When the Guggenheim group purchased the Los Angeles Dodgers they immediately were in the fans’ good graces simply by replacing the embattled Frank McCourt.
Also working in Guggenheim’s favor was former Los Angeles Lakers point guard Magic Johnson’s inclusion in the ownership group, and their hiring of Stan Kasten as president and CEO.
Kasten is credited for being the architect behind the Atlanta Braves winning 14 division titles and a World Series in 1995.
The backbone to Kasten’s success with Atlanta was drafting and developing prospects. It’s a vision he’s championed during his time with the Dodgers, and one team president of baseball operations Andrew Friedman has continued to carry out.

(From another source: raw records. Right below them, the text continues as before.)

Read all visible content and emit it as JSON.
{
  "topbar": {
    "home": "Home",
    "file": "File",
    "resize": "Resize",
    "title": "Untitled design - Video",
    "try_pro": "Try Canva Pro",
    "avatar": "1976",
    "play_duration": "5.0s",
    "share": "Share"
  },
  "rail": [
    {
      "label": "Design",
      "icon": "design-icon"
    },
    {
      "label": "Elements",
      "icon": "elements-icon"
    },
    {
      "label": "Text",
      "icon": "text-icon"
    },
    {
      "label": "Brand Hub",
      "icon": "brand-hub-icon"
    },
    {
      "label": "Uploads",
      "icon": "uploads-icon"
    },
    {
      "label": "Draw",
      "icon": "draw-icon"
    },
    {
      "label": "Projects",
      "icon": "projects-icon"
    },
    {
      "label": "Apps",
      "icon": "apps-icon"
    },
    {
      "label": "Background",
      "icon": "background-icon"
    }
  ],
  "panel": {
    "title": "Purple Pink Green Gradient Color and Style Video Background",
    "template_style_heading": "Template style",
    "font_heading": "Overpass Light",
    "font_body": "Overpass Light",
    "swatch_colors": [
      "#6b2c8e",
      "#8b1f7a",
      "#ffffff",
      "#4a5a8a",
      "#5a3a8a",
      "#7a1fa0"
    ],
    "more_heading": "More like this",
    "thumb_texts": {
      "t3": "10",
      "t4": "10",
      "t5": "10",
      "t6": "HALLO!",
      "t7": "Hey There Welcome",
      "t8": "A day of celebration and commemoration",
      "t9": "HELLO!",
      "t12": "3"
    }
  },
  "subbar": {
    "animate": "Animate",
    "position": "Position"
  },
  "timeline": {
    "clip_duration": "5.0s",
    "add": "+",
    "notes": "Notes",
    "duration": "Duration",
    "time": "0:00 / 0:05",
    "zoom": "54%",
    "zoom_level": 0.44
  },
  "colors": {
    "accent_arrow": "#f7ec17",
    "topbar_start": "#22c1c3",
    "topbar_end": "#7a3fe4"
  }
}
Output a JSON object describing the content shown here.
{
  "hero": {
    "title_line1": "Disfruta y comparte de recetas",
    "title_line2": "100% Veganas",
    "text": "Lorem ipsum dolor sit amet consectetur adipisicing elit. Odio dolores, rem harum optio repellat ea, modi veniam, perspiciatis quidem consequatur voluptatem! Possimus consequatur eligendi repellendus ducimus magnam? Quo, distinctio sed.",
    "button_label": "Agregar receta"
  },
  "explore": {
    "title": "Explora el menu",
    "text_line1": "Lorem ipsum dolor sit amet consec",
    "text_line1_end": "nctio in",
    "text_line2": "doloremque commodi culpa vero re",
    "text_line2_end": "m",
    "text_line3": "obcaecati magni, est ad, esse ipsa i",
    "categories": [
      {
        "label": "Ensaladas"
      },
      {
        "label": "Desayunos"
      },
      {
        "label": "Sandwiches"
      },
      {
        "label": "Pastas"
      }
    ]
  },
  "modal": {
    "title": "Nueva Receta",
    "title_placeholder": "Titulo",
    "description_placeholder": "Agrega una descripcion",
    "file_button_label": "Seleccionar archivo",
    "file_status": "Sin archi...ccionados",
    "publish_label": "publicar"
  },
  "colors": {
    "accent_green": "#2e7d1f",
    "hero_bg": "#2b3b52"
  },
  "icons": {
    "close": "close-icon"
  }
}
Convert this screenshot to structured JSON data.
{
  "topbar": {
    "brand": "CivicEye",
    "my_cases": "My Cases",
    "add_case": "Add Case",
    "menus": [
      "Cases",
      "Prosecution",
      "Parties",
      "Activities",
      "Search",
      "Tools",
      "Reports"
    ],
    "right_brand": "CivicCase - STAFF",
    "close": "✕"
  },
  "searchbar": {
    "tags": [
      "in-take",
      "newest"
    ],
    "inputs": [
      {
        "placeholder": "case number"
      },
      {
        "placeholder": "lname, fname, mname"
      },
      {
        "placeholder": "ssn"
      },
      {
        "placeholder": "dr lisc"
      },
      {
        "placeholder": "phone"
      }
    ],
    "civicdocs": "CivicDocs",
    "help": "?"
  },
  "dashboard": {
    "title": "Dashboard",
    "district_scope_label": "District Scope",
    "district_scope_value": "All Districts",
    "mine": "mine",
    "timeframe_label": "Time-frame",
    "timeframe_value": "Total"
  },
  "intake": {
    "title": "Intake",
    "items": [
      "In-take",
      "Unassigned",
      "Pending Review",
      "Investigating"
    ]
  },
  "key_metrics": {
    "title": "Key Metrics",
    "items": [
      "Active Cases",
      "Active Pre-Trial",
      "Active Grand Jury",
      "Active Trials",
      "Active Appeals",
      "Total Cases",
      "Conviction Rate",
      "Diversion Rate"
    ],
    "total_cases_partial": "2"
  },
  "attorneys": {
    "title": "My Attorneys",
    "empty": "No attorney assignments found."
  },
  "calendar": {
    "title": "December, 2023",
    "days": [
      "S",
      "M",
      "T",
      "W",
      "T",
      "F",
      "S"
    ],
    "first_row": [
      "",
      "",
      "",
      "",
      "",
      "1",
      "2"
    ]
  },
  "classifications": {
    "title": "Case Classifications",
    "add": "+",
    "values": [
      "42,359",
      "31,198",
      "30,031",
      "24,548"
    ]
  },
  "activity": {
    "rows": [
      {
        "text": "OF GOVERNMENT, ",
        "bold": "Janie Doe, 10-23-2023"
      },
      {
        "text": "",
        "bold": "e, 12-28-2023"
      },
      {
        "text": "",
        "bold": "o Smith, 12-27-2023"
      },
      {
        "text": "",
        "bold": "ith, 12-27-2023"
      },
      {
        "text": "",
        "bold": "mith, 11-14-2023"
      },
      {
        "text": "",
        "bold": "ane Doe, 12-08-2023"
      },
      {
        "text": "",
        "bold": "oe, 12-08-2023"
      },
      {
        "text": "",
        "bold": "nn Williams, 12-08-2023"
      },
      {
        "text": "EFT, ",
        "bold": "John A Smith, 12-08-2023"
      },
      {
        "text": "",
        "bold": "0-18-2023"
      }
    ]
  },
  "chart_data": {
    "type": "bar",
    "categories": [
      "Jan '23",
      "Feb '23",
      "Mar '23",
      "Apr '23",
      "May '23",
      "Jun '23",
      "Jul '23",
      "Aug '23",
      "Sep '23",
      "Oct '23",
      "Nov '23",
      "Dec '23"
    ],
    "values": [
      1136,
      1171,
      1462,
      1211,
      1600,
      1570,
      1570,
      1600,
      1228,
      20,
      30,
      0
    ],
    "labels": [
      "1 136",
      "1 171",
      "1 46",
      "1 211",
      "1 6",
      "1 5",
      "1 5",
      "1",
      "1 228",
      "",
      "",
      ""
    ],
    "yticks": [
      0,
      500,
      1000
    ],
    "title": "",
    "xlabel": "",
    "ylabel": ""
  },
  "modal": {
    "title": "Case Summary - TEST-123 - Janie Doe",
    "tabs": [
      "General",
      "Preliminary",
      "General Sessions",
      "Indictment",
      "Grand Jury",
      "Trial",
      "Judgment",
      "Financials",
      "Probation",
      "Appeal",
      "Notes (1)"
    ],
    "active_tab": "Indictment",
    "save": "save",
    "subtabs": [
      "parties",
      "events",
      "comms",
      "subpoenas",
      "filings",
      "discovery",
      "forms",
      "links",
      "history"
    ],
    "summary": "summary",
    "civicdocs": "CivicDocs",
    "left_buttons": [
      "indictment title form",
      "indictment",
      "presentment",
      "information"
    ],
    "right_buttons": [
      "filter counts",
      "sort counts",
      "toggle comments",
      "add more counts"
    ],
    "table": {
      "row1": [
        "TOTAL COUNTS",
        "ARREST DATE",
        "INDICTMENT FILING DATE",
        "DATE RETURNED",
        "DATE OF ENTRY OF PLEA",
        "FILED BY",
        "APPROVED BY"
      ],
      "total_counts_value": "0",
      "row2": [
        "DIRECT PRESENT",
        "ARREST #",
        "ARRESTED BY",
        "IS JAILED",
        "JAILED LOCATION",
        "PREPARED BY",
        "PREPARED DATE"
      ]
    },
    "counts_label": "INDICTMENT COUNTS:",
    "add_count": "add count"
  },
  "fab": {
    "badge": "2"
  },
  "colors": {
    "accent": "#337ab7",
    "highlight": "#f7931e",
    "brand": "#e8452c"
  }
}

While the two executives appear to be on the same page, there were rumblings of friction between the Dodgers’ front office and ownership group. Kasten however, emphatically shot down that notion and dispelled other perceptions, via ESPN’s Mark Saxon:
Man, that is bizarre. I’ve read that a couple places this year and, please, put that all to rest. First of all, I have no hard and fast rules other than not having any hard and fast rules. I read I have a hard and fast rule not to sign guys beyond age 36. That’s b.s. When we made the trade with Boston or we traded for Hanley Ramirez or signed Andre Ethier, I said it was cool that none of them were signed beyond age 36, but it doesn’t mean it’s a hard and fast rule. Another thing was I don’t give pitchers more than five years. I think that’s a really good rule if it were one, but on the other hand, we have Clayton Kershaw here. It’s silly people would actually write that.
Kasten went on to clarify Friedman was not specifically told look beyond Dodgers director of player development Gabe Kapler when considering managerial candidates, and spoke highly of the relationship between the owners and front office:
I’ve also read that the front office was all set to hire one managerial candidate until ownership stepped in and made them have a deeper search. That is really bizarre. Where does this stuff come from? There were no other jobs open and we had all the time in the world to interview every possible candidate, which is what we did. It came down to the last two guys and our owners met those guys and we all collectively made the same decision. That was the first time the owners were involved at any stage of the search. Rift? I’ve never been in a situation that was more fun and more collegial. Our owners, by the way, speak the same language as our new front office, which wouldn’t be the case if they were just conventional baseball guys. We have wide-ranging, fascinating conversations. I don’t know where any of that is coming from. I really don’t.
Albeit to a lesser extent than Friedman, Kasten faces the challenge of getting the Dodgers over the proverbial hump without offsetting the work that’s been done for the club to remain competitive in years to come.
Between a failed trade for Cincinnati Reds closer Aroldis Chapman and a red flag with Hisashi Iwakuma’s physical, this offseason has brought a unique set of challenges that are unparallelled.